Cancer can develop in any part of the body, including in the mouth. Oral cancer, also commonly referred to as mouth cancer, is incredibly common and can affect the mouth, tongue, tonsils, and throat. In fact, more than 50,000 people will be diagnosed with some type of oral cancer every year. The good news is that oral cancer doesn’t have to be deadly. If oral cancer is diagnosed by your dentist in Pinecrest early enough, treatment can often be successful
Oral Cancer Signs & Symptoms
The hard part about diagnosing oral cancer often comes from the fact that some of the early signs of oral cancer can easily be confused with other oral health conditions. However, it’s always better to be safe than sorry, so if any of the signs and symptoms below don’t go away within 2-3 weeks, we recommend scheduling an appointment with your dentist in Pinecrest as soon as you can.
- Chronic cough
- Changes in voice
- Difficulty swallowing
- An earache on one side
- A hard lump in the soft tissues
- Swollen tonsil on one side without pain
- A painless lump on the outside of the neck
- Any sore that doesn’t heal itself within 2-weeks
- Discoloration in the mouth including a red, white, or black appearance
Check Your Mouth
While regular checkups with your dentist are certainly important, there are things you can do at home to proactively check for early signs of oral cancer or other symptoms of tooth trouble. Keep an eye out for any new tooth sensitivity, bleeding, or sores in the mouth. Additionally, check in with the Check Your Mouth initiative to help you identify potential abnormalities in the mouth.
Oral Cancer Risk Factors
Even though oral cancer can happen to anyone at any time, there are some things you can do to lower your risk of developing this serious and sometimes deadly disease. Keep in mind that some factors are genetic, but others can be controlled.
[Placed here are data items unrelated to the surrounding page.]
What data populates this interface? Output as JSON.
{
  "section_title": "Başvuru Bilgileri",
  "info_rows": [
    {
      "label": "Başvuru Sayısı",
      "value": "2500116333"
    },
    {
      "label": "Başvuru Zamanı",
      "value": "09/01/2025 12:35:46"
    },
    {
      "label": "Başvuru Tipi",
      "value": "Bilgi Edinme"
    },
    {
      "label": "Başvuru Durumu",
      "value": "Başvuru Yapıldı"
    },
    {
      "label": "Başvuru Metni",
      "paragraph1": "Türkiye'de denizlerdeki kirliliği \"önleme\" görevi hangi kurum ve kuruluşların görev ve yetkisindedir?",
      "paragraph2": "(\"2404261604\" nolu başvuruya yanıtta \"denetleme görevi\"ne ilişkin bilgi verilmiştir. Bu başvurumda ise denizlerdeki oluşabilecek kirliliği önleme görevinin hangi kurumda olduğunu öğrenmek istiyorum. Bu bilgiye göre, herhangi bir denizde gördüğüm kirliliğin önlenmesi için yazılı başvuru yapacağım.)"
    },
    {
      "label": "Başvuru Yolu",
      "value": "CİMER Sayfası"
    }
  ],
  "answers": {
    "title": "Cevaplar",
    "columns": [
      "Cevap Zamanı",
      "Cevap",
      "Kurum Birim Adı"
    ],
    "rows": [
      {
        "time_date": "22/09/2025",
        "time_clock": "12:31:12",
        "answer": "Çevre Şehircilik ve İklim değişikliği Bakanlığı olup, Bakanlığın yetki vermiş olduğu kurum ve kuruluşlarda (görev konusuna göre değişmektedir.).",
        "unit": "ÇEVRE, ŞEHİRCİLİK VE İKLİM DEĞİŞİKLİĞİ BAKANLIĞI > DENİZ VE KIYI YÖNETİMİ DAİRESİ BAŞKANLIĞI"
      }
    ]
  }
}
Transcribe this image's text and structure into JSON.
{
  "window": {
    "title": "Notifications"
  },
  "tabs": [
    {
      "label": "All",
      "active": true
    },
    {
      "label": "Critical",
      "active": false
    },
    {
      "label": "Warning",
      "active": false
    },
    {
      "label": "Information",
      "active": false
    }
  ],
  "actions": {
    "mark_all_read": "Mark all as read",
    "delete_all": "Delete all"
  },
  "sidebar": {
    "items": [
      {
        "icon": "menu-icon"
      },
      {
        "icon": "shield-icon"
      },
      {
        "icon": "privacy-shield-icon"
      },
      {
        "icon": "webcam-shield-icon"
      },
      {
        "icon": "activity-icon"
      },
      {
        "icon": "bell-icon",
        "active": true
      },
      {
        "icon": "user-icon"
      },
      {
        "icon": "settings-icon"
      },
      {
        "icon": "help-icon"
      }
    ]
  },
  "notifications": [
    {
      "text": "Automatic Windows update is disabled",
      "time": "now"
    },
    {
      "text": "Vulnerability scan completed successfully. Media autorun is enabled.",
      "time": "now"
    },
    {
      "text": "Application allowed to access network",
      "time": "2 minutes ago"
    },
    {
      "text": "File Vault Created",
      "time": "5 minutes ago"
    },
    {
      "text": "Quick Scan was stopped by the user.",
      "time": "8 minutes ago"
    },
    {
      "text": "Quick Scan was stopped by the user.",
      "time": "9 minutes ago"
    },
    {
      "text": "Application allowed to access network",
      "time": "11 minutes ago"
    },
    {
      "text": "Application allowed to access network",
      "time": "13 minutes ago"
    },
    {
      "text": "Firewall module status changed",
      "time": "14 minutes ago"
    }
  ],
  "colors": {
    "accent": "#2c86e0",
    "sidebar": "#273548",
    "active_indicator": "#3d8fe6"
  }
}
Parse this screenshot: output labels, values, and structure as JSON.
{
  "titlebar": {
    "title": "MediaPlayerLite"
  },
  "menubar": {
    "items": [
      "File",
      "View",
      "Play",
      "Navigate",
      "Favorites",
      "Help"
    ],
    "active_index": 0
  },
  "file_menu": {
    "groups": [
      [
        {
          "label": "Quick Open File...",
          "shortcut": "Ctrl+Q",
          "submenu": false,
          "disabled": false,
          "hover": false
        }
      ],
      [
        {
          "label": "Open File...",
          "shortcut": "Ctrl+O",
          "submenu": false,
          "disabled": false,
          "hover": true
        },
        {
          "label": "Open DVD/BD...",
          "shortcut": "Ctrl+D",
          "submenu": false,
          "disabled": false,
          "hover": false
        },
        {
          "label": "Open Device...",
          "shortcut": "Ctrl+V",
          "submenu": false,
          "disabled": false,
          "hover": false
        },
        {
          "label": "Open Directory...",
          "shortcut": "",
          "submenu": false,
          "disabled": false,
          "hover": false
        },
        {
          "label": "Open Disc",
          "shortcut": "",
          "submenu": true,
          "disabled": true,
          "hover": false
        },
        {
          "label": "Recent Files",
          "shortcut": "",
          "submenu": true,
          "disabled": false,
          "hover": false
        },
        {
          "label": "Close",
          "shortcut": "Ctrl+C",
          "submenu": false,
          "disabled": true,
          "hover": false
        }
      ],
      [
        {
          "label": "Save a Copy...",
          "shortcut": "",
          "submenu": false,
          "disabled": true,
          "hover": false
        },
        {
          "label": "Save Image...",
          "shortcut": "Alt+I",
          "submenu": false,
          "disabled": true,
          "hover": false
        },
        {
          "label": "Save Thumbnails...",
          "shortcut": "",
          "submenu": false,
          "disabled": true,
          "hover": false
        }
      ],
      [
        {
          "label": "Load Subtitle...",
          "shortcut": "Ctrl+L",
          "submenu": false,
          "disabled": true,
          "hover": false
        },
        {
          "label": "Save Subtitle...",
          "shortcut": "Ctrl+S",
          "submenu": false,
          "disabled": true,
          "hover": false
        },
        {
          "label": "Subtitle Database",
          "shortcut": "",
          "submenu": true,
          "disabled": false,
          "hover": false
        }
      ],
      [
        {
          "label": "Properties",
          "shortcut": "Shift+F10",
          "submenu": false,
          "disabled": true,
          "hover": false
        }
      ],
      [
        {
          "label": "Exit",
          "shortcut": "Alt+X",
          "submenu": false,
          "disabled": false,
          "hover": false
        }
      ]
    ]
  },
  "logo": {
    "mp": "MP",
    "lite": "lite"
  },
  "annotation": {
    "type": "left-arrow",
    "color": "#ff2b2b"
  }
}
- Reduce Alcohol intake – Nearly 70% of people diagnosed with oral cancer are heavy drinkers
- Avoid Tobacco – 80% of those who get oral cancer either currently use tobacco or did at one time
- People 50 or older — Oral cancer tends to be most prominent in people over the age of 50
- Men — Men are more likely to develop oral cancer than women, but that doesn’t mean women are excluded from oral cancer
Oral cancer is a tricky thing, and the best way to protect yourself against it is to see your dentist in Pinecrest twice a year. Like many oral health problems, oral cancer is best and most successfully treated when it’s caught early.